By Andrew Kensley






Monday, February 20, 2012

Life Ain't Always Fair...

Last week while I was reading my daughter Sophia a bedtime story, her sister Ella snuck into the room with a blanket over her head and crawled to the side of the bed. Suddenly, both girls jumped on me and started tickling. After we had a good laugh, I settled them down enough to finish Sophia's bedtime routine.
When it was Ella's turn, Sophia copied her sister by sneaking into Ella's room. But it was getting late and I was looking forward to a few minutes to myself.
"Ella got to surprise you. Why not me?" Sophia asked. She stomped away and returned from her room with a frown and a dry erase board held in front of her chest. It read: "Mene dady. It is not fare."
I tried to be serious, but I'm a sucker for misspelled insults. Sophia wasn't amused and continued pouting.
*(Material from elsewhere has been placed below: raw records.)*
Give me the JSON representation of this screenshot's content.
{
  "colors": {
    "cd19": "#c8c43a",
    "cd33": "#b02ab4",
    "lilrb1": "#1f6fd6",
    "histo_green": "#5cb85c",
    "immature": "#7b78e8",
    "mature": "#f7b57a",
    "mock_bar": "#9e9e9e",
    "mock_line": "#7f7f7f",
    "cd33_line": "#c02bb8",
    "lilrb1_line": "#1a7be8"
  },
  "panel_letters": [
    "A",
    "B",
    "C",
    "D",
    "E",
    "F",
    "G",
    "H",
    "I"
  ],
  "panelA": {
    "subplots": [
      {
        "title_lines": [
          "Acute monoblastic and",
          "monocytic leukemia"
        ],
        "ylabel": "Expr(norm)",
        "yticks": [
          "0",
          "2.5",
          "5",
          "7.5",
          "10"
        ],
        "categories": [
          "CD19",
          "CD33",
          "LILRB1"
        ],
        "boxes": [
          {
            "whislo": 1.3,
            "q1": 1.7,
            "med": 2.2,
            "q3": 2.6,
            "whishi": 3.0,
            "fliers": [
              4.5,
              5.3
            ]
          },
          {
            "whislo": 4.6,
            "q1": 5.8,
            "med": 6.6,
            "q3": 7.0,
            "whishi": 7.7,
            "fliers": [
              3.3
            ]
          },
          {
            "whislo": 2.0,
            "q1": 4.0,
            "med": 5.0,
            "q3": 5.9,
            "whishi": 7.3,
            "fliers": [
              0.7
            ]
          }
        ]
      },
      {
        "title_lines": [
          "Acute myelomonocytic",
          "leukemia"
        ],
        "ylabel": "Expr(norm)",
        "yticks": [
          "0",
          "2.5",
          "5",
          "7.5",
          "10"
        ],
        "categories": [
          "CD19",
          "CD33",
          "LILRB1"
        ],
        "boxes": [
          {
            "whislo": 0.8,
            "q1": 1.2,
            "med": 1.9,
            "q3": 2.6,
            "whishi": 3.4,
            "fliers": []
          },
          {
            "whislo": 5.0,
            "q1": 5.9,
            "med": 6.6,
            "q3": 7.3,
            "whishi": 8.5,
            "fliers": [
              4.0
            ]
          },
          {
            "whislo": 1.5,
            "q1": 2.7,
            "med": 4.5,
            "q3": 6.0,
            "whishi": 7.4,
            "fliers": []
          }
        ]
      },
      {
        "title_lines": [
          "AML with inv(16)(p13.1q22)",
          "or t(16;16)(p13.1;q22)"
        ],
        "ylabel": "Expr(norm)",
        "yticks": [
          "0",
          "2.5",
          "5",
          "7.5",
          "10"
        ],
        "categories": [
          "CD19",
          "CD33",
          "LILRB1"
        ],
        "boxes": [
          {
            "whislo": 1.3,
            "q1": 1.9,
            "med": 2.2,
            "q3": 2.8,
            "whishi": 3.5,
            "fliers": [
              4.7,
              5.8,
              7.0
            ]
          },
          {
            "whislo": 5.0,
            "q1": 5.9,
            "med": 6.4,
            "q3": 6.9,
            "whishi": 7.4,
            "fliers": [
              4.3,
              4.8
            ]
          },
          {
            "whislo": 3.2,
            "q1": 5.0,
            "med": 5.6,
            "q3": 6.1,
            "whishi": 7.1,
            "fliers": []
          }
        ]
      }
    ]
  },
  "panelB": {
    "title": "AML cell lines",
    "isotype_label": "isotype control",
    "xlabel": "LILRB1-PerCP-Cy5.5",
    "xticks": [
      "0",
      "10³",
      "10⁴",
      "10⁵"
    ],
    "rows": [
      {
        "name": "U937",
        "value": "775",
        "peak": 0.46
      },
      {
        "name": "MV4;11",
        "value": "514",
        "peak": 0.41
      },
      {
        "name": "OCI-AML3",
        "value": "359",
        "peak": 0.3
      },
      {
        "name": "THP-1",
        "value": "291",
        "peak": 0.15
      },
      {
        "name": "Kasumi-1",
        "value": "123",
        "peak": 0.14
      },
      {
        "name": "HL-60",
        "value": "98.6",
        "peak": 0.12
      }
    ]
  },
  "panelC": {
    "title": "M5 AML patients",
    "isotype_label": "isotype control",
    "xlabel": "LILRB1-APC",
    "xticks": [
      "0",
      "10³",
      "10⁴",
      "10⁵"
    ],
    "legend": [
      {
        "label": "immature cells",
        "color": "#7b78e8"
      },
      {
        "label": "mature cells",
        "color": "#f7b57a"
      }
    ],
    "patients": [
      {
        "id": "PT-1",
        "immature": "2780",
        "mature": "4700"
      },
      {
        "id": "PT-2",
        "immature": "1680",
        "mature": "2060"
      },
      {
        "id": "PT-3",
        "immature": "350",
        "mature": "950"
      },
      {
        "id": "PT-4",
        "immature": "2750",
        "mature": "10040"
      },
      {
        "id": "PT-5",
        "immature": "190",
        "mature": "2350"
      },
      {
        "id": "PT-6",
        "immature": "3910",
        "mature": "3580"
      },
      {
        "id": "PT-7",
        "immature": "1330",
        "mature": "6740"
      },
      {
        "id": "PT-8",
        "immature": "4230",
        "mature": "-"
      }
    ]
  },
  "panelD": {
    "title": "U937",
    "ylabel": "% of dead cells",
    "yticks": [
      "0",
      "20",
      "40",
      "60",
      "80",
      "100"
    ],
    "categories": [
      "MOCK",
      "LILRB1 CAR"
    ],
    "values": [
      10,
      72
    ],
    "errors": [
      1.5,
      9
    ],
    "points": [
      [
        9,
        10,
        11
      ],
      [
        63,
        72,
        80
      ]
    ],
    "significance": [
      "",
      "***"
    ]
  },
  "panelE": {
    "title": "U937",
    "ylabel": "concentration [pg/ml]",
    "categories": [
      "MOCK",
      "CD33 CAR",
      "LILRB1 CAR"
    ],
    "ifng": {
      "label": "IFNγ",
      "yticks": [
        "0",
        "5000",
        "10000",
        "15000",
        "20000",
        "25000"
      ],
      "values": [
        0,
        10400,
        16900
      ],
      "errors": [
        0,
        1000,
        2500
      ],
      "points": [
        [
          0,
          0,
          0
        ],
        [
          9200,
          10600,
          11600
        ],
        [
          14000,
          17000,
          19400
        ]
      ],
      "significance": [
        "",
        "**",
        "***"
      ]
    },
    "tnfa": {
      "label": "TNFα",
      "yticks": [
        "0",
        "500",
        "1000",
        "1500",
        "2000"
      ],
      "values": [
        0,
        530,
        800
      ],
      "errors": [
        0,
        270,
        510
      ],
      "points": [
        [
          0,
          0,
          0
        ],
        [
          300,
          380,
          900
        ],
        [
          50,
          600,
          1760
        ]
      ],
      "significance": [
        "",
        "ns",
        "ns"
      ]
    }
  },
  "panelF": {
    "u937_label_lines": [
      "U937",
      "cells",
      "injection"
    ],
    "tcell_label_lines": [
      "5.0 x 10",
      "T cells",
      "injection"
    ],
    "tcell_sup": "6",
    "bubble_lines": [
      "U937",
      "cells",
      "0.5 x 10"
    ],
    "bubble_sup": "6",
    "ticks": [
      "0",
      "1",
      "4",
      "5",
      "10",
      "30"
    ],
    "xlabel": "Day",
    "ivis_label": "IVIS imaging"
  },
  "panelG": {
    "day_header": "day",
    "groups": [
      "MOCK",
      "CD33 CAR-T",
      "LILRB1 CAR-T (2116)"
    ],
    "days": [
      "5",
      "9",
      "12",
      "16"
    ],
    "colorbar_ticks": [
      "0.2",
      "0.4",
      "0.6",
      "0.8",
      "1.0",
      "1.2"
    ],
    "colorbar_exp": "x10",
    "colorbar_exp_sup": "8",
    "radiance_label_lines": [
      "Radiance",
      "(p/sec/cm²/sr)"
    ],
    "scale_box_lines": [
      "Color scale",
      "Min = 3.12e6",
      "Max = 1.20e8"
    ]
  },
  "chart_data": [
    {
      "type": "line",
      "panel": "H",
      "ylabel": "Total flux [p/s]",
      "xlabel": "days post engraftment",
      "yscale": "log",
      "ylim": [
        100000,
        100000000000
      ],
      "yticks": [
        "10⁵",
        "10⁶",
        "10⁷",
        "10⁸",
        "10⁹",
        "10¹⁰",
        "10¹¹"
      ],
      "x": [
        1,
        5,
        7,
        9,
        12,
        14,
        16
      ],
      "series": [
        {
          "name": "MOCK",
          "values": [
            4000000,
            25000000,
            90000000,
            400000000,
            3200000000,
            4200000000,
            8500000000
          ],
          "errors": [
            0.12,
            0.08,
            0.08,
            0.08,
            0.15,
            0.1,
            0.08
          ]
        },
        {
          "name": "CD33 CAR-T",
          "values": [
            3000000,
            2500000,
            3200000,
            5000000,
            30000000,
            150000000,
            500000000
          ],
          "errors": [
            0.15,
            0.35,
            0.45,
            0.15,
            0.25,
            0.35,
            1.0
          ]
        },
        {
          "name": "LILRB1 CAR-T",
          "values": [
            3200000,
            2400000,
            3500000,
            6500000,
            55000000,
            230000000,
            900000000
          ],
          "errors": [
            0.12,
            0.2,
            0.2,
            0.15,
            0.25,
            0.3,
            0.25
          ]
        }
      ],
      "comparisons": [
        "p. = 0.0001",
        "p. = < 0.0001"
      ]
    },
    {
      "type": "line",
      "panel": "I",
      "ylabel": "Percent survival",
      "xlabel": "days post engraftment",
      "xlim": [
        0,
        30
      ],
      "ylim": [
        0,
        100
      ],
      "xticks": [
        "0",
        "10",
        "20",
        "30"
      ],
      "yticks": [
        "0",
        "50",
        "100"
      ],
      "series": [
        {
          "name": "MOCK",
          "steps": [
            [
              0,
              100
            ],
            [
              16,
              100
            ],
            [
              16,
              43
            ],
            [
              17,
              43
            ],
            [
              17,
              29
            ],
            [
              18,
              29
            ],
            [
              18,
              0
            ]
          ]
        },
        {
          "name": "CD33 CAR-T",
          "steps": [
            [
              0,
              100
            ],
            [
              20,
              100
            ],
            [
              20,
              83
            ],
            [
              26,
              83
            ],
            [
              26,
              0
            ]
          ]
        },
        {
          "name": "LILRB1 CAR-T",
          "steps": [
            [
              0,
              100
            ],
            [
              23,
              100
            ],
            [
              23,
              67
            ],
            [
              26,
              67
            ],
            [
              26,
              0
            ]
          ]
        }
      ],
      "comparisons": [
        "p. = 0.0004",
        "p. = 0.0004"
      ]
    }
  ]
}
That night, my wife, Tanya, shrugged and said, "Well, life's not always going to be fair." It made me wonder: Should we strive for fairness in our family?
If children born to the same parents were strictly a product of their external environments, all siblings would turn out the same. We know, however, this is not true. Parents can distinguish differences early in their children's lives and are forced to adjust their behavior accordingly. In a child's eyes, this might amount to favoritism.
Tanya and I don't favor one child over another, but Ella and Sophia's age difference and contrasting temperaments make complete equality impossible. Ella sometimes stays up later and has sleepovers. Sophia goes to a movie with just Mom. Ella gets new shoes. Sophia goes skating with Dad. Sometimes they want what the other has, and jealousy presents itself. "It's not fair," is a common refrain.
Our job as parents is to prepare our children to handle the real world, including its cruel realities. Despite our best intentions, society doesn't dole out equal shares of rewards and punishments. A devoted family man loses his entire portfolio in the stock market and struggles to feed his family. A tsunami destroys an entire village of hardworking fishermen. Nice people get sick. Criminals go free. The world moves forward, whether we think things are fair or not. In the presence of injustice, real or perceived, it's our responsibility to either do something about it or accept it.
Eventually, our children will develop and grow into their own personalities. When that happens, they will diverge from their parents and one another. Jobs, relationships and other life situations will present themselves. Not all of them will be fair, and Mom and Dad won't be around to sort it out. I want my children to understand that while they can't always control what happens around them, they can control their own reactions.
I returned to Sophia's room and explained to her that sometimes Ella feels jealous of things she gets to do and that life won't always turn out even-steven. Mom and Dad do their best, but in all fairness, it's not so easy.